In a survey of 920 asset managers, asset owners, wealth managers, and insurers across North America, Europe, the UK, APAC, the Middle East, and Latin America, State Street found that nearly one-third (32%) of respondents are prioritising the use of back-office data to generate competitor intelligence and market insights.
Firms highly satisfied with their custodians are significantly more likely to leverage this data for front-office priorities (74% vs 65%).
Another data point showed that institutions are significantly more likely to have or be implementing a holistic data strategy across their front-, middle- and back-office-data operations than individually within those areas.
“The role of the custodian is evolving rapidly,” said Chris Rowland, head of custody, digital and fund services product for State Street. “As this research shows, clients are increasingly looking to their service providers not just for operational support, but for strategic insight.
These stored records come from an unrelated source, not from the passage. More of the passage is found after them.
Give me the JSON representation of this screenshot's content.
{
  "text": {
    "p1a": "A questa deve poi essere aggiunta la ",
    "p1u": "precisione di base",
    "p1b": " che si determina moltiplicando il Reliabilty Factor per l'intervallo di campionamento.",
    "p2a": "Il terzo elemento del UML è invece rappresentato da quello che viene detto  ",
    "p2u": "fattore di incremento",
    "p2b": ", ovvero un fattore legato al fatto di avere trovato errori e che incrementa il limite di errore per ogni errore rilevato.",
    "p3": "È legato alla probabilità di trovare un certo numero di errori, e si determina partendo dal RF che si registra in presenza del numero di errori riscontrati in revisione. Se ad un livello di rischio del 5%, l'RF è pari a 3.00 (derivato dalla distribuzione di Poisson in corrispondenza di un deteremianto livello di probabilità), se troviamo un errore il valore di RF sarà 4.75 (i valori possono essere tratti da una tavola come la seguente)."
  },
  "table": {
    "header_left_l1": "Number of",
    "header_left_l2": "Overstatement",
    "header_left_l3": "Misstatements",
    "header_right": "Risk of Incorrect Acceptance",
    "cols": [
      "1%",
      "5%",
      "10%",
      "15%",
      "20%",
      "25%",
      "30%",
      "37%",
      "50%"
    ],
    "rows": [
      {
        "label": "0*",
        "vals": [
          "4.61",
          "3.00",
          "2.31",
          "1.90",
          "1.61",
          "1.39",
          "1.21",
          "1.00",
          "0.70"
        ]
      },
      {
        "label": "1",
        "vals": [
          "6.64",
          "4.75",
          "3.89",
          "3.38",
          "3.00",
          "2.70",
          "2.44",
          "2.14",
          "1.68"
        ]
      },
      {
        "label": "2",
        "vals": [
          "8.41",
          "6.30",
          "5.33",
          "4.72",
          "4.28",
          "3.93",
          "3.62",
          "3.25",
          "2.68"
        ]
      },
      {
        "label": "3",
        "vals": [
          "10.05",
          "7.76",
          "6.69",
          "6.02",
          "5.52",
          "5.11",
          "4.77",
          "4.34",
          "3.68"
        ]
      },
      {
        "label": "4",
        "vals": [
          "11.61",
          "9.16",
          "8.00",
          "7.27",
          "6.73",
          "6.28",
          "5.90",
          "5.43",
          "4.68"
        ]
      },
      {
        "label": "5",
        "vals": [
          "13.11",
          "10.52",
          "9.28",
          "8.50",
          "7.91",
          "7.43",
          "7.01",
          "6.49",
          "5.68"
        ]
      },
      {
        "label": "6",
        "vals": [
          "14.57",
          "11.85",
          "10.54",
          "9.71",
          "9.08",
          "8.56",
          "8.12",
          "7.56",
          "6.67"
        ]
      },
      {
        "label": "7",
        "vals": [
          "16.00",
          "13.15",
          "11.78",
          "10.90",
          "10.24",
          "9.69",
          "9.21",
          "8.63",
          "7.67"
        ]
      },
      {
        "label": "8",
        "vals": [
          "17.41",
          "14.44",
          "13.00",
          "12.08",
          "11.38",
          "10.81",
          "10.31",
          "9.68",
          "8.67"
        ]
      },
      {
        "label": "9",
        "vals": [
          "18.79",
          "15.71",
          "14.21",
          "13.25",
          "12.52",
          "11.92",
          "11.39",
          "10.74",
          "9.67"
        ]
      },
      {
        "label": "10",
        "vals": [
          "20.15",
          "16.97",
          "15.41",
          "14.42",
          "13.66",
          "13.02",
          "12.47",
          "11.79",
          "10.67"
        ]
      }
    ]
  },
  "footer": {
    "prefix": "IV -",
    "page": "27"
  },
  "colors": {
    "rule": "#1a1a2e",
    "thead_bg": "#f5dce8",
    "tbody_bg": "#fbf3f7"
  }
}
State Street and others who can harness back-office data to inform front-office decisions will be the partners of choice in the next phase of institutional innovation.”
A difference between the back- and front-office with regards to data was seen in their use of GenAI however.
The research discovered that respondents were seeing less value in using GenAI for current back-office activities while expectations were also low for the future.
“Given that GenAl’s focus is on accelerating data use and analysis, and back-office activities are primarily data-related, we expected to see more excitement around GenAl for the back-office,” State Street said in its paper. “Surprisingly, this was not the case.”
Across back-office activities, only 20 to 30 percent reported that GenAl was currently adding value in specific activities. Compared to the front-office, there appeared to be few areas where GenAl stood out as already adding value.
One-third of respondents in EMEA and APAC foresee GenAl improving internal operations and vendor relationships, and one-third in the Americas identify benefits from delivering data and reporting to consumers.